AFSCME Women Share Organizing Stories at White House Forum

by Gonzalo Baeza  |  March 28, 2011

With a massive anti-worker offensive being waged across the country, AFSCME public service workers participated in a U.S. Department of Labor event recognizing the importance of labor unions in improving the lives and safety of workers. U.S. Secretary of Labor Hilda L. Solis hosted “Women Organize!” a Women’s History Month forum with women workers and organizers. The event honored the legacy of the 1911 Triangle Factory Fire, in which 146 young immigrant workers – mostly women – lost their lives in a raging sweatshop fire in New York City.

Deanna Vizi, a Genoa, Ohio, child care provider and member of AFSCME Council 8, talked about the three year fight of 3,500 providers like her to win union recognition.

“Being a union member is important to me,” says Vizi, who has provided publicly funded and subsidized child care services for the past 10 years. “Although I have a voice, many voices together are better heard. Having the support of our union gives me peace of mind, because although I work independently, I know thatI have an entire team ready and willing to support me at any time.”

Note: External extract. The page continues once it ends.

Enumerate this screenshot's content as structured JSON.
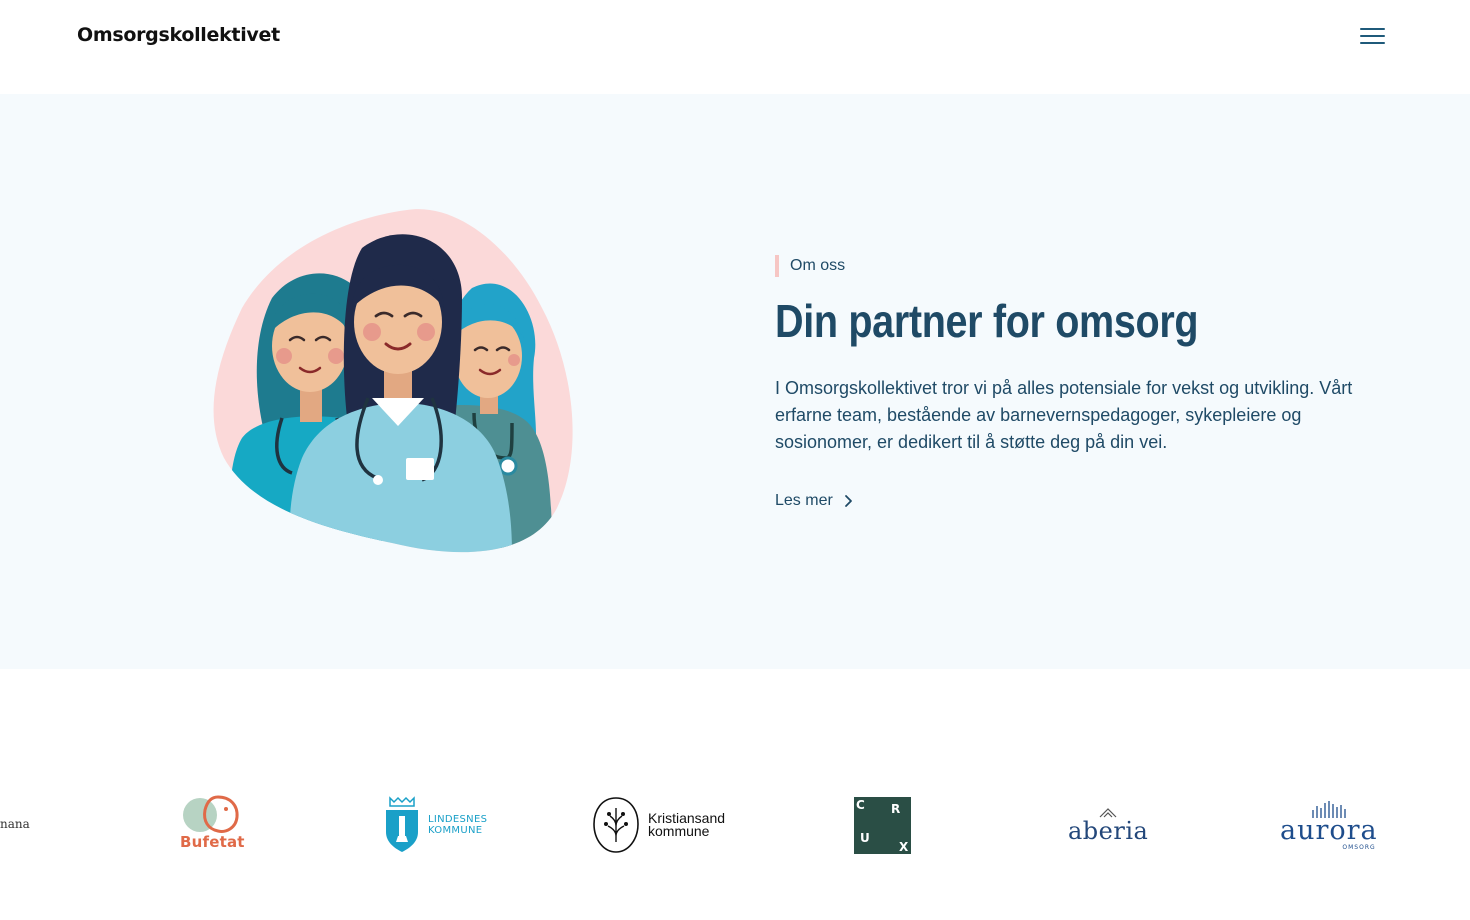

Vizi was joined by Latonya Johnson, a child care provider from Milwaukee since 2002 and president of Local 502 (Council 48). Johnson was one of the organizers behind the successful campaign of more than 7,000 licensed and certified child care providers throughout Wisconsin to form their union Child Care Providers Together/AFSCME.

“Child care in Wisconsin for the longest time had been an uneven power struggle. We had rules and regulations put in place without providers’ input,” Johnson said. “It made it hard for providers to do their job. People got fed up. It was time for a union.”

Also in attendance was Megan Burger, a tour guide at the U.S. Capitol and interim president of Local 658 (Council 26). Burger is one of 138 tour guides and visitor assistants who voted overwhelmingly to be represented by AFSCME in October 2010, the culmination of a long fight for safety, security and better conditions.

According to the National Women’s Law Center, women make up 56.8 percent of all government workers. At the state government level, they comprise 51.7 percent of the workforce, and they make up over 60 percent of local government workers.

In this current war of attrition against public sector workers, they have already lost 320,000 jobs, among other things, because most of our teachers, nurses and public-sector clerical workers are women.

As AFSCME Pres. Gerald W. McEntee remarked in his recent Firedoglake blog on the Triangle Shirtwaist Factory Fire, the event “was a turning point in the development of broad public support for the reforms that America desperately needed if it was to be free of the corporate abuses and excesses of the Gilded Age.Today, one hundred years later, this terrible and tragic event can still teach a new generation about the need to pull together, to organize and to fight for the common good.”